Benchmark Fe 62% fines prices also eased by INR 50/t ($0.5/t) w-o-w to around INR 4,950/t ($52/t) ex-mines. Although high-grade ore availability remains relatively tight in the region, the absence of aggressive bidding in NMDC’s Kumaraswamy auctions tempered bullish sentiment and led to a correction in spot market prices. Following the auction results, market participants recalibrated their pricing expectations, resulting in lower tradeable levels for high-grade material.
Auction activity remained limited during the week, with only a few miners offering material. Alongside auction transactions, several direct deals were reported as consumers opted for negotiated purchases to meet near-term requirements. Lower auction premiums and cautious procurement strategies reflected the market’s focus on preserving margins rather than building inventories.
Market participants indicated that purchasing decisions are increasingly being driven by operational economics, with some producers finding pellet-based DRI production more viable than conventional lump-based production under current market conditions.
Commenting on the recent correction, a Bellary-based miner said, “Iron ore prices had increased beyond fundamental levels largely because Kumaraswamy auctions were not taking place. Now that auction volumes are returning regularly, prices are gradually moving back towards their earlier levels.”

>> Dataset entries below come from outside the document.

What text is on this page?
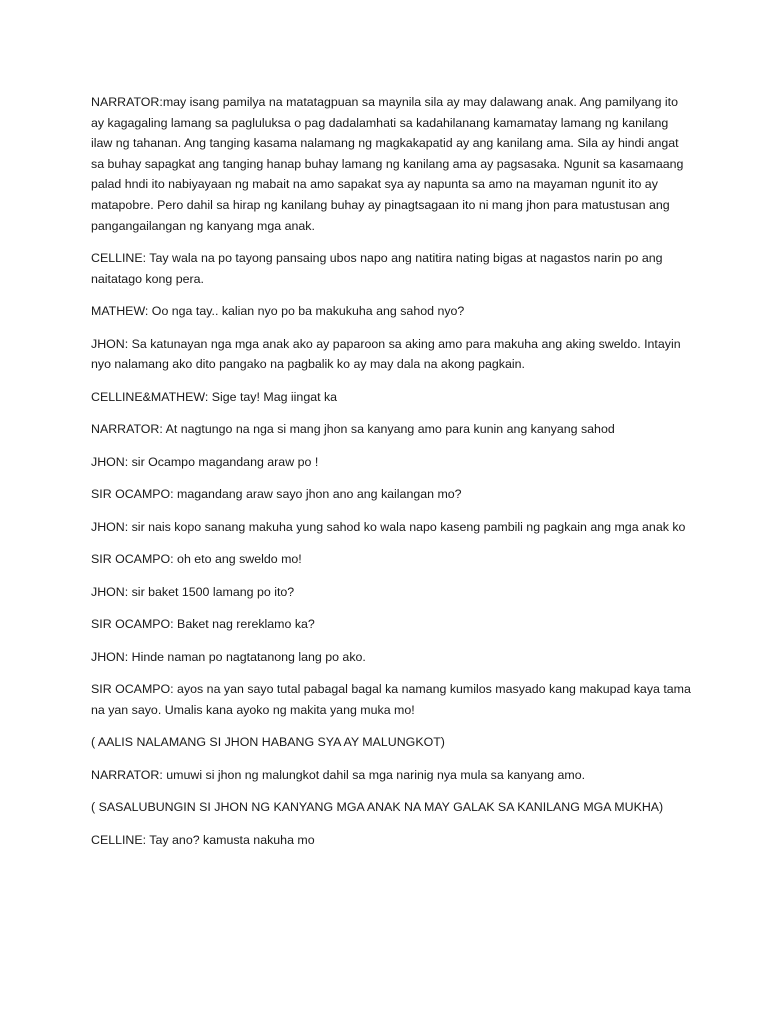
NARRATOR:may isang pamilya na matatagpuan sa maynila sila ay may dalawang anak. Ang pamilyang ito ay kagagaling lamang sa pagluluksa o pag dadalamhati sa kadahilanang kamamatay lamang ng kanilang ilaw ng tahanan. Ang tanging kasama nalamang ng magkakapatid ay ang kanilang ama. Sila ay hindi angat sa buhay sapagkat ang tanging hanap buhay lamang ng kanilang ama ay pagsasaka. Ngunit sa kasamaang palad hndi ito nabiyayaan ng mabait na amo sapakat sya ay napunta sa amo na mayaman ngunit ito ay matapobre. Pero dahil sa hirap ng kanilang buhay ay pinagtsagaan ito ni mang jhon para matustusan ang pangangailangan ng kanyang mga anak.

CELLINE: Tay wala na po tayong pansaing ubos napo ang natitira nating bigas at nagastos narin po ang naitatago kong pera.

MATHEW: Oo nga tay.. kalian nyo po ba makukuha ang sahod nyo?

JHON: Sa katunayan nga mga anak ako ay paparoon sa aking amo para makuha ang aking sweldo. Intayin nyo nalamang ako dito pangako na pagbalik ko ay may dala na akong pagkain.

CELLINE&MATHEW: Sige tay! Mag iingat ka

NARRATOR: At nagtungo na nga si mang jhon sa kanyang amo para kunin ang kanyang sahod

JHON: sir Ocampo magandang araw po !

SIR OCAMPO: magandang araw sayo jhon ano ang kailangan mo?

JHON: sir nais kopo sanang makuha yung sahod ko wala napo kaseng pambili ng pagkain ang mga anak ko

SIR OCAMPO: oh eto ang sweldo mo!

JHON: sir baket 1500 lamang po ito?

SIR OCAMPO: Baket nag rereklamo ka?

JHON: Hinde naman po nagtatanong lang po ako.

SIR OCAMPO: ayos na yan sayo tutal pabagal bagal ka namang kumilos masyado kang makupad kaya tama na yan sayo. Umalis kana ayoko ng makita yang muka mo!

( AALIS NALAMANG SI JHON HABANG SYA AY MALUNGKOT)

NARRATOR: umuwi si jhon ng malungkot dahil sa mga narinig nya mula sa kanyang amo.

( SASALUBUNGIN SI JHON NG KANYANG MGA ANAK NA MAY GALAK SA KANILANG MGA MUKHA)

CELLINE: Tay ano? kamusta nakuha mo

A Bellary-based buyer told BigMint, “We expect some further correction in prices and therefore continue to procure only against immediate requirements. Given the current steel market conditions and the approaching monsoon season, there is limited incentive for bulk purchases at this stage.”
Rationale
- Zero (0) trade via e-auction was recorded for Fe 57% in this publishing window and was not taken into consideration. Hence, the T1 trade category was accorded 0% weightage.
- Fourteen (14) offers and indicative prices were reported, out of which ten (10) were considered as T2 trades. These were accorded 100% weightage.
C-DRI prices fall by INR 200/t ($2/t) w-o-w in Bellary: Sponge iron (C-DRI) prices in Bellary fell by INR 200/t ($2/t) w-o-w to INR 26,300/t ($278/t). The correction was driven by subdued demand in both domestic and neighbouring markets, amid weak offtake of finished steel products and elevated inventory levels across the supply chain. Market participants also reported increased sales pressure from producers, which has further weighed on sentiment. Given the current demand-supply imbalance, prices may remain under pressure and could witness additional corrections in the near term.
Karnataka iron ore sales scenario (12- 18 June 2026)

Outlook
Karnataka iron ore prices are expected to remain largely stable, with market direction likely to depend on trends in sponge iron and finished steel prices. Any meaningful recovery in iron ore prices will require an improvement in downstream steel demand and profitability. Additionally, the resumption of auction activity by miners could improve material availability and further test buyers’ price acceptance levels. In the absence of stronger steel market fundamentals, buyers are expected to continue with need-based procurement, limiting the scope for any significant upward movement in iron ore prices.